Birth and breast/chest feeding have been a part of history since the dawn of mammalian existence, bringing various species of mammal together in a profoundly simple, empathetic way. After all, what nursing parent can look upon a nursing lioness without a primal, instinctive understanding of the weariness in her eyes, or give a knowing smile when she pushes an overly rambunctious cub off her nipple after they get too rowdy? The birth and feeding of our young is simply a universal experience across species of mammals throughout the world.
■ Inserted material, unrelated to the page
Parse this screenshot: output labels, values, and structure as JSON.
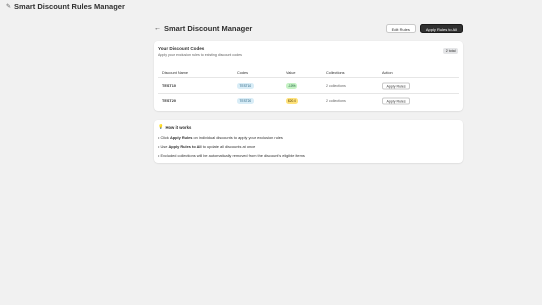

The longevity of our species is due to this process being incredibly efficient and it allows mammals to adapt to a plethora of sub-optimal environments. There is no doubt that the medical establishment has helped our population explode from 1 billion around the year 1800 to almost 8 billion today, just 1200 years later (Worldometer, n.d.), with the evolutionary big bang that is modern western or allopathic medicine. While there is no debate that the rise of allopathic medicine has dramatically improved maternal and infant mortality rates throughout the world, these life phases are never without risk.
Due to the inherently vulnerable nature of birthing parents and their children, in 1948 the newly founded United Nations deemed these cohorts have the natural, inalienable right to specialized care and support. The nature of that care and support, however, has not been specified and as a result our species continues to face too many preventable maternal and infant deaths throughout the world. This paper will focus on the United States specifically as a relatively wealthy, developed nation as the challenges in developed nations are quite different than those in developing nations having already successfully overcome many of the challenges that developing nations continue to face regarding access to safe homes, clean water and basic medical care, for example.